Hace unos meses, en plena efervescencia del debate independentista en Cataluña, Jordi Évole, presentador del magnífico programa "Salvados”, de La Sexta (dedicado a entrevistas y reportajes de actualidad), entrevistó al presidente catalán Artur Mas. Tras esa entrevista, publicó también un artículo de opiniónen El Periódico de Catalunya, que he descubierto por casualidad hoy. El artículo no tiene desperdicio, y lo suscribo al cien por cien; de hecho, en su fondo coincide bastante de pleno con mi opinión sobre el tema, que escribí aquí hace algunos meses. Os dejo algunos de los párrafos que me han parecido más destacables:

Mas me ha parecido un apostante que sabe que lo que hace no tiene pérdida. Como la banca de un casino: siempre gana.
•Si impiden la consulta, gana él porque nadie podrá demostrar que los catalanes no querían la independencia.
•Si hay consulta y la gana, el premio para él otra vez.
•Si gana la consulta pero se impide la independencia, los malos serán los otros. Gana de nuevo.
•Si hay consulta, gana y logra la independencia, pleno.
•Y si hay consulta y pierde, pasará a la historia por ser el presidente autonómico que consiguió que Catalunya llevase a cabo un referendo de independencia.
Mas solo perderá si se echa para atrás y defrauda a sus votantes.
 
A mí me parece que Artur Mas prefiere pasar a la historia a que la historia le pase por encima con la crisis. He tenido la sensación de que el president ha entrado en el independentismo porque no ve salida a la crisis sin recortes, incluyendo el de su prestigio.
Se me pasó comentarle si la pregunta del referendo será si estamos dispuestos a ser independientes y pobres. No es por ser agorero, sino porque creo que los verdaderos independentistas son aquellos que incluso prefieren ser pobres a depender de Madrid. A los que pretenden la independencia para ser más ricos, en mi opinión, les interesa más la riqueza que la independencia.

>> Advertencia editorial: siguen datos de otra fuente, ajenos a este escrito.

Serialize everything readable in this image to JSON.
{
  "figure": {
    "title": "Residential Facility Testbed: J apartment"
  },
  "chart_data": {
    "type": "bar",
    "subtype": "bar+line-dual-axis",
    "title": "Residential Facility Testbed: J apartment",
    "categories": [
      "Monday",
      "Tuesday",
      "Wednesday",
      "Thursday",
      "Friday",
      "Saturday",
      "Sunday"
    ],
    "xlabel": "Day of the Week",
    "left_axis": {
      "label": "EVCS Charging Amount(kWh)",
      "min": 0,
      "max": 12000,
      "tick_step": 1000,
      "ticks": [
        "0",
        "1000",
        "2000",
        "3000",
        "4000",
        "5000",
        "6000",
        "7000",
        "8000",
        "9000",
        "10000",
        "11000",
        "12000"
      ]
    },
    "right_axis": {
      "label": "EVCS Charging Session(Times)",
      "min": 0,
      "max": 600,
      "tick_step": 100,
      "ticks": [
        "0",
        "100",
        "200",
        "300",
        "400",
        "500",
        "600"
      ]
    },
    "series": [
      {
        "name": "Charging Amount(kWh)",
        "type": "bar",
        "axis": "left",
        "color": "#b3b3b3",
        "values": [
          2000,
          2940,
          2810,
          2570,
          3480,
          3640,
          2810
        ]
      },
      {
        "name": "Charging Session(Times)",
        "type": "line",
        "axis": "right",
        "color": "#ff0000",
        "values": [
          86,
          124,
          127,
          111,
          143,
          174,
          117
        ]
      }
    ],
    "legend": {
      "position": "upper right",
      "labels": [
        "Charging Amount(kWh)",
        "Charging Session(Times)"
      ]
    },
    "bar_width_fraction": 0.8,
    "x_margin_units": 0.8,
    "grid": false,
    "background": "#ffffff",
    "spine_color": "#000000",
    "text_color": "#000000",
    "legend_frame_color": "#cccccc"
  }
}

Y aunque no tenga relación con esto, os dejo también otro enlace a otro artículo de opinión de Évole en el mismo periódico, en este caso una interesante reflexión sobre la sensación de impotencia ciudadana ante el poder político (o, lo que he llamado en el título, “totalitarismo democrático”).

Resulta que Bruselas puede intervenir España en cualquier momento, pero los españoles no pueden intervenir en la acción de sus gobernantes en cualquier momento. Es más, durante 4 años tampoco podrán cambiar nada los electores que voten a un partido, de derechas o de izquierdas, que arrase en las urnas y después incumpla promesas. De seguir así, siempre que haya una mayoría absoluta podemos llegar a pensar que esta democracia sigue en parvulitos.

Lo malo no es que haya mayorías absolutas, sino que no nos dejen intervenir. No se trata de que solo nos dejen opinar, sino de permitir que nuestra opinión pueda servir de algo más que el simple pataleo. Porque hay cosas que no entiendo. ¿Para qué queremos iniciativas legislativas populares si la última palabra la tiene el partido de la mayoría absoluta? Para que no tengamos la sensación de que nuestros representantes se representan a sí mismos, mejor tener voz y voto pero no por separado. En época electoral, hablan ellos y votamos todos. Sin embargo, durante 4 años, cuando hablamos nosotros, y protestamos, tan solo votan ellos. Y su voto es el que va a misa, nunca mejor dicho.